Hepimiz yakınlıktan korkuyoruz. Bunun farkında mıyız, değil miyiz, o ayrı bir konu. Yakınlığın anlamı, kendini bir yabancının önünde açığa vurmaktır. Ve hepimiz yabancıyız; kimse kimseyi tanımıyor. Kendimize bile yabancıyız, çünkü kim olduğumuzu bilmiyoruz.
Yakınlık bizi bir yabancıyla yan yana getirir. Bütün savunmaları bırakmamız gerekir; ancak o zaman mümkündür yakınlık. Ve korkuyoruz; eğer savunmaları, maskeleri bırakırsak kim bilir o yabancı bize ne yapacak? Bin bir türlü şey saklıyoruz; sadece başkalarından değil, kendimizden bile. Çünkü her türlü baskı, çekingenlik ve tabuyla hasta düşmüş bir insanlık tarafından yetiştirildik. Korkuyoruz; o yabancıyla aranda biraz savunma, biraz mesafe tutmak, sana kendini daha güvenli hissettiriyor.

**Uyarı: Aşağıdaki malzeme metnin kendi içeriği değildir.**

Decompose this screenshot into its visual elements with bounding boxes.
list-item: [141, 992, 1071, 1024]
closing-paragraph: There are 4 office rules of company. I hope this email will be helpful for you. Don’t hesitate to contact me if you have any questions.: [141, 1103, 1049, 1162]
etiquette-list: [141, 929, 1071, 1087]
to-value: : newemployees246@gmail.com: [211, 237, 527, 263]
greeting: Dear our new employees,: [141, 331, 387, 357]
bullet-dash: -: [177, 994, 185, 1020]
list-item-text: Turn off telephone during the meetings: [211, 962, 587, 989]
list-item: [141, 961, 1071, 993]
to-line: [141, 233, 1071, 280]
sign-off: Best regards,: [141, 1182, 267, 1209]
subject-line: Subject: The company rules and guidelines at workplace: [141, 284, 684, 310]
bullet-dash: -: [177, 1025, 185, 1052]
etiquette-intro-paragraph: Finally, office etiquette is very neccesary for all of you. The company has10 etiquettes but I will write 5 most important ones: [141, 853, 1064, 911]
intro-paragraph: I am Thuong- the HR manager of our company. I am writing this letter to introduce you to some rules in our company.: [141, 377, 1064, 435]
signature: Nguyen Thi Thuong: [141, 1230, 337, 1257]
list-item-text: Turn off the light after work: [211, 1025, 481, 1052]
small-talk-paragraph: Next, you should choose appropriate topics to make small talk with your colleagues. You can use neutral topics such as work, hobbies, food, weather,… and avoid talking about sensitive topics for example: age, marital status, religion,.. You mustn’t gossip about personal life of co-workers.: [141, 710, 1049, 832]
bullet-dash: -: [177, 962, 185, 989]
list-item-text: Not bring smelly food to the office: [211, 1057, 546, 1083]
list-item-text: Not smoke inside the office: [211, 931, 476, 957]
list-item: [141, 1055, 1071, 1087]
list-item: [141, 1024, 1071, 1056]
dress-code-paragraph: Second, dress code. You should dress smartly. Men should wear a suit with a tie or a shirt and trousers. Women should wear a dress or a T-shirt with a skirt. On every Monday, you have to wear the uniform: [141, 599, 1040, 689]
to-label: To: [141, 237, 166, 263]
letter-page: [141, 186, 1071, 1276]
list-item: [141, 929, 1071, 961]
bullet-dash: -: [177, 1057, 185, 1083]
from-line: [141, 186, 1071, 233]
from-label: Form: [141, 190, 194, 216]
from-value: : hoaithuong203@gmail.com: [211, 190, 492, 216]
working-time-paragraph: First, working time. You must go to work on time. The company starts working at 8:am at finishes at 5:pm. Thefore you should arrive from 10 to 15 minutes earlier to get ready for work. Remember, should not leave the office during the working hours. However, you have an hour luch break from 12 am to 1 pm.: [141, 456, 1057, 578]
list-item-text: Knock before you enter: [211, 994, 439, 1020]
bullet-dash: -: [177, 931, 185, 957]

Ya senin zaaflarını, kırılganlığını, incinebilirliğini sana karşı kullanırsa?
O insanla otuz kırk yıl birlikte yaşamış olsan bile fark etmiyor, yabancılık hiç kalkmıyor ortadan. Hepimiz yakınlıktan korkuyoruz. Bu, karmaşık bir sorun, çünkü hepimiz yakınlık istiyoruz. Herkes yakınlık istiyor, aksi halde bu evrende yapayalnızsın; arkadaşsız, sevgilisiz, güvenip yaralarını açabileceğin hiç kimse olmadan. Yaralar da açılmazlarsa asla iyileşmezler. Gizlendikçe daha tehlikeli olur, kansere dönüşürler.
Yakınlık temel bir ihtiyaç, herkes onun özlemini çekiyor. Bir taraftan karşındaki insanın sana yakın olmasını, savunmaları bırakmasını, kırılganlığını ve yaralarını göstermesini, maskelerini ve sahte kimliğini bırakıp çıplak kalmasını istiyorsun. Öbür taraftan da yakınlıktan korkuyorsun; yakın olmak istiyorsun ama savunmalarını bırakmıyorsun. Dostlar, sevgililer arasındaki çelişkilerden biri bu; kimse savunmayı bırakıp çıplak ve içten olmak istemiyor, ama herkes yakınlık istiyor. Eğer baskıları ve tutukluğu bırakmazsan; ki bunların hepsi sana kültürün, toplumun, anne ve babanın, eğitiminin armağanıdır; kimseyle yakın olamazsın. Ve adımı, senin atman gerekiyor. Eğer hiç baskı ve tutukluğun yoksa yaran da yok demektir. Eğer basit ve doğal bir hayat yaşandıysa, yakınlık korkusu da olmaz. Sadece iki alevin birleşmesinden doğan harika bir neşe duygusu vardır. Bu birleşme, insana büyük bir mutluluk ve doyum verir.
Ama işte bu yakınlığa ulaşabilmemiz için, önce kendi evimizi baştan aşağı temizlememiz gerekiyor.